2. Davalı-davacı erkek kararın usul ve kanuna aykırı bulunduğunu ileri sürerek, kusur belirlemesi, iştirak nafakası ile kadın lehine hükmedilen yoksulluk nafakası ve maddî ve manevî tazminatlar yönünden kararın bozulmasına karar verilmesini talep etmiştir.
C. Gerekçe
1. Uyuşmazlık ve Hukuki Nitelendirme
Uyuşmazlık, taraflarca açılan karşılıklı boşanma davasında kadın yararına hükmedilen tazminatların, yoksulluk nafakasının ve çocuklar lehine hükmedilen iştirak nafakasının miktarı noktasında toplanmaktadır.
2. İlgili Hukuk
4721 sayılı Kanun'un 4 üncü, 174 üncü, 175 inci, 182 nci 327 nc, 328 inci ve 330 uncu maddeleri. 6100 sayılı Kanun'un 353 üncü maddesinin birinci fıkrası, 369 uncu, 370 inci ve 371 inci maddeleri. 6098 sayılı Türk Borçlar Kanunu'nun 50 nci ve 51 inci maddeleri.
3. Değerlendirme
1.Temyiz olunan nihai kararların bozulması 6100 sayılı Kanun'un 371 inci maddesinde yer alan sebeplerden birinin varlığı hâlinde mümkündür.

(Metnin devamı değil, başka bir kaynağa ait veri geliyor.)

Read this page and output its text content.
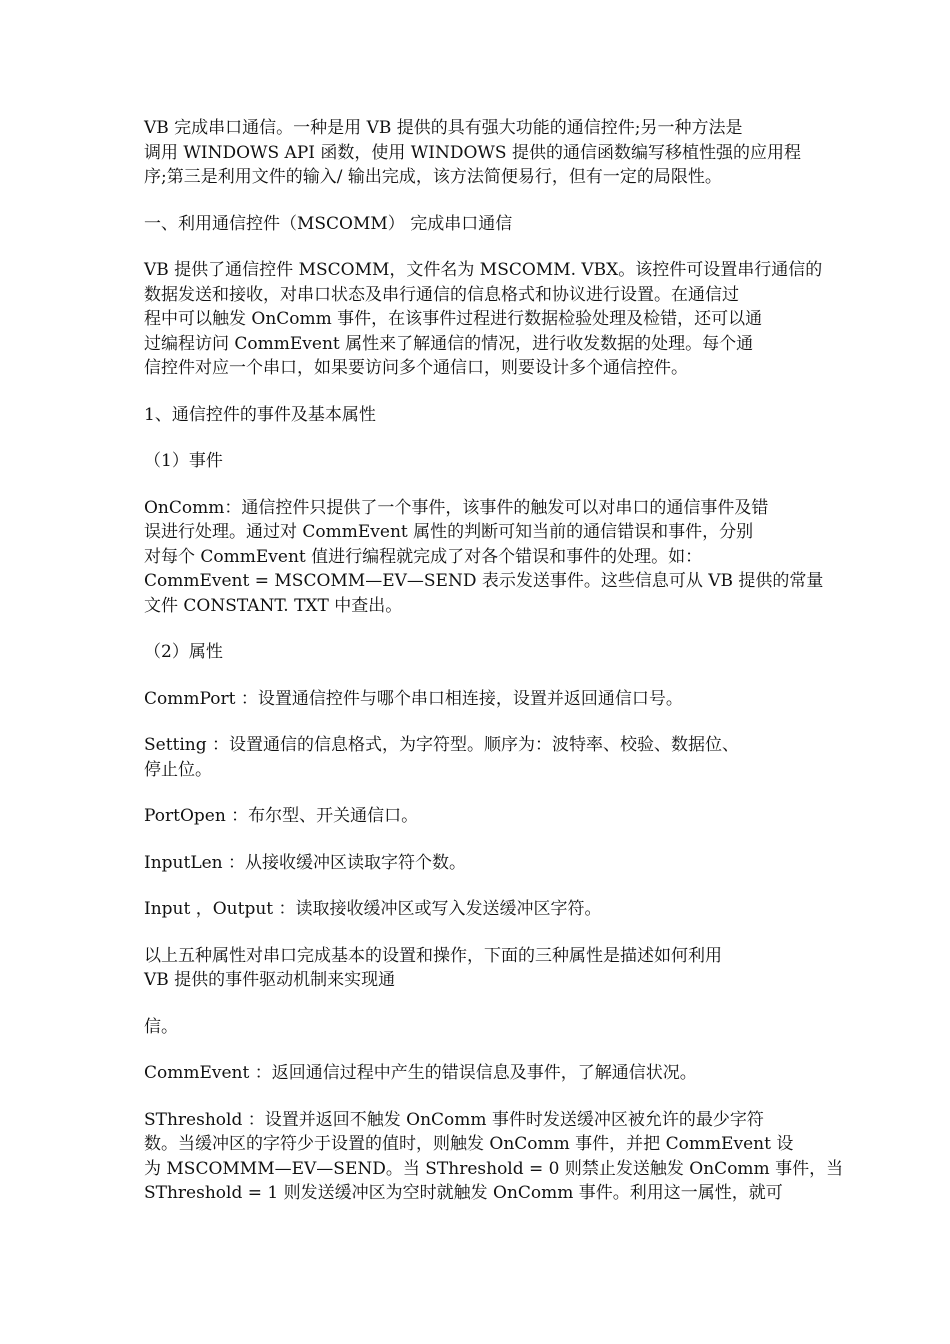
VB 完成串口通信。一种是用 VB 提供的具有强大功能的通信控件;另一种方法是
调用 WINDOWS API 函数，使用 WINDOWS 提供的通信函数编写移植性强的应用程
序;第三是利用文件的输入/ 输出完成，该方法简便易行，但有一定的局限性。
一、利用通信控件（MSCOMM） 完成串口通信
VB 提供了通信控件 MSCOMM，文件名为 MSCOMM. VBX。该控件可设置串行通信的
数据发送和接收，对串口状态及串行通信的信息格式和协议进行设置。在通信过
程中可以触发 OnComm 事件，在该事件过程进行数据检验处理及检错，还可以通
过编程访问 CommEvent 属性来了解通信的情况，进行收发数据的处理。每个通
信控件对应一个串口，如果要访问多个通信口，则要设计多个通信控件。
1、通信控件的事件及基本属性
（1）事件
OnComm：通信控件只提供了一个事件，该事件的触发可以对串口的通信事件及错
误进行处理。通过对 CommEvent 属性的判断可知当前的通信错误和事件，分别
对每个 CommEvent 值进行编程就完成了对各个错误和事件的处理。如：
CommEvent = MSCOMM—EV—SEND 表示发送事件。这些信息可从 VB 提供的常量
文件 CONSTANT. TXT 中查出。
（2）属性
CommPort ：设置通信控件与哪个串口相连接，设置并返回通信口号。
Setting ：设置通信的信息格式，为字符型。顺序为：波特率、校验、数据位、
停止位。
PortOpen ：布尔型、开关通信口。
InputLen ：从接收缓冲区读取字符个数。
Input ，Output ：读取接收缓冲区或写入发送缓冲区字符。
以上五种属性对串口完成基本的设置和操作，下面的三种属性是描述如何利用
VB 提供的事件驱动机制来实现通
信。
CommEvent ：返回通信过程中产生的错误信息及事件，了解通信状况。
SThreshold ：设置并返回不触发 OnComm 事件时发送缓冲区被允许的最少字符
数。当缓冲区的字符少于设置的值时，则触发 OnComm 事件，并把 CommEvent 设
为 MSCOMMM—EV—SEND。当 SThreshold = 0 则禁止发送触发 OnComm 事件，当
SThreshold = 1 则发送缓冲区为空时就触发 OnComm 事件。利用这一属性，就可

2. Temyizen incelenen Bölge Adliye Mahkemesi kararının bozmaya uygun olduğu , kararda ve kararın gerekçesinde hukuk kurallarının somut olaya uygulanmasında bir isabetsizlik bulunmadığı, bozmanın kapsamı dışında kalarak kesinleşmiş olan yönlere ilişkin temyiz itirazlarının incelenmesinin artık mümkün olmadığı gibi bozmaya uyulmakla karşı taraf yararına kazanılmış hak oluşturan yönlerin de yeniden incelenmesinin hukuken mümkün olmadığı anlaşılmakla; temyiz dilekçesinde ileri sürülen nedenler kararın bozulmasını gerektirecek nitelikte görülmemiştir.
VII. KARAR
Açıklanan sebeple;
Taraf vekillerinin yerinde görülmeyen tüm temyiz itirazlarının reddi ile usul ve kanuna uygun olan kararın ONANMASINA,
Aşağıda yazılı temyiz giderinin temyiz edenlere yükletilmesine,
Dosyanın İlk Derece Mahkemesine, kararın bir örneğinin Bölge Adliye Mahkemesine gönderilmesine,
13.04.2023 tarihinde oy birliğiyle karar verildi.